Farz ibadetlerden biri de hac ibadetidir. Hac ibadeti de ihrama girerek ve Kâbe tavaf edilerek gerçekleşir. Her yıl Kâbe’de yapılan hac ibadeti, dünyanın farklı yerlerinden gelen renk, dil, ırk, ülke, makam ve mevki farkı gözetmeksizin aynı amaç ve gayeyi taşıyan milyonlarca Müslüman’ı bir araya getirerek eşitlik ve kardeşlik duygusunu oluşturur. Zengin, fakir, güçlü ve güçsüz olan bütün hacılar aynı kıyafetler içinde aynı saflarda ve şartlarda hareket ederek ibadet yaparlar. Tüm Müslümanların aynı yerde sırf Allah rızası için kalabalık bir şekilde toplanmaları bize mahşer meydanını düşündürür. Acziyetimizi ve kulluğumuzu bize bir kez daha açıkça gösterir. Bütün bunlar ile birlikte Kâbe’de yapılan hac, İslam kardeşliği içinde tanışıp kaynaşmayı sevgi ve muhabbeti artırır. Kur’an-ı Kerim’de başta Bakara suresi olmak üzere birçok surede Kâbe’nin kutsal yapısından bahsedilir ve “beyt” yani ev kelimesi ile ifade edilir.
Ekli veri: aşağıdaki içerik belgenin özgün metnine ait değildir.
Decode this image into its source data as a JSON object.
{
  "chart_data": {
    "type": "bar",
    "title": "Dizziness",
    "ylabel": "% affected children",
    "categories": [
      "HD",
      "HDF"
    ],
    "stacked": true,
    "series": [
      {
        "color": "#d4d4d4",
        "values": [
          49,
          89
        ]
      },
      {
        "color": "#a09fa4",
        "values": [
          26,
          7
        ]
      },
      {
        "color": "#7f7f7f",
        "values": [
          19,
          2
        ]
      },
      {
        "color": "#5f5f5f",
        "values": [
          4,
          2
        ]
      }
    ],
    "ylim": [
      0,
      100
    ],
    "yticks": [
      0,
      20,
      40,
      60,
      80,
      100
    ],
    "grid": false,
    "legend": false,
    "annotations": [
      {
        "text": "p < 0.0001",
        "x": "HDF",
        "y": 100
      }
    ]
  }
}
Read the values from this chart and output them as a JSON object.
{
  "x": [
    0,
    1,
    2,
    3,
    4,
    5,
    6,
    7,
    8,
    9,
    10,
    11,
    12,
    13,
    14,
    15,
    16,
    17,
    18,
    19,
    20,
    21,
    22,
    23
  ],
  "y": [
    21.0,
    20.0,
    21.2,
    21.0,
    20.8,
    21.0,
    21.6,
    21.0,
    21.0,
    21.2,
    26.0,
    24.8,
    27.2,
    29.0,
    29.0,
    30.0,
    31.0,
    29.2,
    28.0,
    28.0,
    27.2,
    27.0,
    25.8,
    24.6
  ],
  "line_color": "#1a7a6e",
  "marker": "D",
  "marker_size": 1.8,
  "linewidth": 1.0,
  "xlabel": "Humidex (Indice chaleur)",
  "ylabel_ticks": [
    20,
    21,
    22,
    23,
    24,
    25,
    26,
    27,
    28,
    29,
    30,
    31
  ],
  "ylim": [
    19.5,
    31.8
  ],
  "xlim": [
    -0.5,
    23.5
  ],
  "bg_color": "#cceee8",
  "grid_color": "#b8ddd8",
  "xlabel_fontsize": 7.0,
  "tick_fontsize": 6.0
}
Evet orası Allah’ın evidir ve Kâbe’ye gelen hacılar Allah’ın evine davet ettiği misafirleridir. Allah, kendi evine canı gönülden gitmek isteyen tüm Müslümanlara Kâbe’yi dünya gözü ile görmeyi nasip etsin. Rabbimize hamd, o güzel evin misafirlerine selam olsun.
DOĞU TÜRKİSTAN
KADER NİSA MUTTALİP
Mekke… Mekke… Ne kadar güzel bir ad. Bu kelime kulağıma çok hoş geliyor. Gözümü kapatıp Mekke’yi hayal ederim çoğu zaman. Yıllardır o yöne bakarak namaz kıldığım Kâbe’yi görürüm hayalimde. Sanatına hayran olurum. Sonra zemzemi yerinde kana kana içerim. Peygamber Efendimiz ve sahabilerin Mekke’nin fethiyle şehre girdikleri zamanki ayak seslerini duyarım. Fetih sevinçlerine ortak olurum. O kadar güzel duygulardır ki bunları anlatmaya kelimeler yetmez. Ve gözümü açıp iç geçirir, dua ederim. Rabbim beni ve benim gibi gitmeyenleri en yakın zamanda Kâbe’nle buluştur, diye.